Time-Invariance Coefficients Tests with the Adaptive Multi-Factor Model
This addresses the problem of model consistency in financial asset pricing for researchers and practitioners, though it appears incremental by comparing to an existing benchmark.
The paper tests the time-invariance of beta coefficients in the Adaptive Multi-Factor (AMF) model, showing that for nearly all time periods under 6 years, the AMF model's coefficients are time-invariant while the Fama-French 5-factor model's are not, making AMF more consistent with realized asset returns.

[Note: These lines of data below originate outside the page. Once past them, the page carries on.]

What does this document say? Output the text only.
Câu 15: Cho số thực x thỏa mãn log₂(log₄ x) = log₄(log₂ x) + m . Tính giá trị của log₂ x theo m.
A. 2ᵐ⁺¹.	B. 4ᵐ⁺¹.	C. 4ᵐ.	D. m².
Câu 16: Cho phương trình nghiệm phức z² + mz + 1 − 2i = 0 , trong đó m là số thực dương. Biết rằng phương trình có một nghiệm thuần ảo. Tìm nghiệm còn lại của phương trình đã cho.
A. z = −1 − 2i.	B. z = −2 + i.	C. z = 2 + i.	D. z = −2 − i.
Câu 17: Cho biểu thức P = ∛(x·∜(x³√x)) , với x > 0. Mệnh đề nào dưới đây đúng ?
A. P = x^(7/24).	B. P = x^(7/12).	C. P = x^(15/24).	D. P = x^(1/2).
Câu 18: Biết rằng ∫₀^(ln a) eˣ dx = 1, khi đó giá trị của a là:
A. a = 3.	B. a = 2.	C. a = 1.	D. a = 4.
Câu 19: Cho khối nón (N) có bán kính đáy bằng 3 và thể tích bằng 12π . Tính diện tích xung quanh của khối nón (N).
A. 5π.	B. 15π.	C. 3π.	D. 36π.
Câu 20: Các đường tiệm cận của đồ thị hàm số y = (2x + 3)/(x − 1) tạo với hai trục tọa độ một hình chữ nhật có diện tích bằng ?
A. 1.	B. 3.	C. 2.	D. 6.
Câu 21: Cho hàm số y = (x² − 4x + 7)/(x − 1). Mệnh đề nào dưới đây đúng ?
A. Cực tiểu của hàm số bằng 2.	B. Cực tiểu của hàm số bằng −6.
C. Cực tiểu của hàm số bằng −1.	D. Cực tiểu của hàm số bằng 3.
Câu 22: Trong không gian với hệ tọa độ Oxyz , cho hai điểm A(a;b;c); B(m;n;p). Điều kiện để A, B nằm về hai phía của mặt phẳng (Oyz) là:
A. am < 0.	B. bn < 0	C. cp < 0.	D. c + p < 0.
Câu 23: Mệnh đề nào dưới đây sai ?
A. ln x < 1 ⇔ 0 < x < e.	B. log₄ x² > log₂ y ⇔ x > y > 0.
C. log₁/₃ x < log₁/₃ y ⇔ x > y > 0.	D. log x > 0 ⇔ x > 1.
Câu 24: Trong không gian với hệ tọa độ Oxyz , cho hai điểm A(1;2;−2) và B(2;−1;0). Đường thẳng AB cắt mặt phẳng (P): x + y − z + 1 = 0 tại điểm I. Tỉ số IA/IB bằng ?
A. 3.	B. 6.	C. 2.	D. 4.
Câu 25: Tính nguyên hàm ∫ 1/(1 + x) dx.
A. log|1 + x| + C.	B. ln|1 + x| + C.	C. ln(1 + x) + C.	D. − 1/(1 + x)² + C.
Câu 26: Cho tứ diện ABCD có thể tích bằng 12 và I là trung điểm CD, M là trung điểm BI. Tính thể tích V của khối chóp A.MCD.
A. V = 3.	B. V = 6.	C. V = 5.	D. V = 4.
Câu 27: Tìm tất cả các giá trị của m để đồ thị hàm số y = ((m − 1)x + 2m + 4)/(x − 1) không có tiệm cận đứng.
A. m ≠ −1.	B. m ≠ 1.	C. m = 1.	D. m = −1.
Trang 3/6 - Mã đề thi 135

The purpose of this paper is to test the time-invariance of the beta coefficients estimated by the Adaptive Multi-Factor (AMF) model. The AMF model is implied by the generalized arbitrage pricing theory (GAPT), which implies constant beta coefficients. The AMF model utilizes a Groupwise Interpretable Basis Selection (GIBS) algorithm to identify the relevant factors from among all traded ETFs. We compare the AMF model with the Fama-French 5-factor (FF5) model. We show that for nearly all time periods with length less than 6 years, the beta coefficients are time-invariant for the AMF model, but not for the FF5 model. This implies that the AMF model with a rolling window (such as 5 years) is more consistent with realized asset returns than is the FF5 model.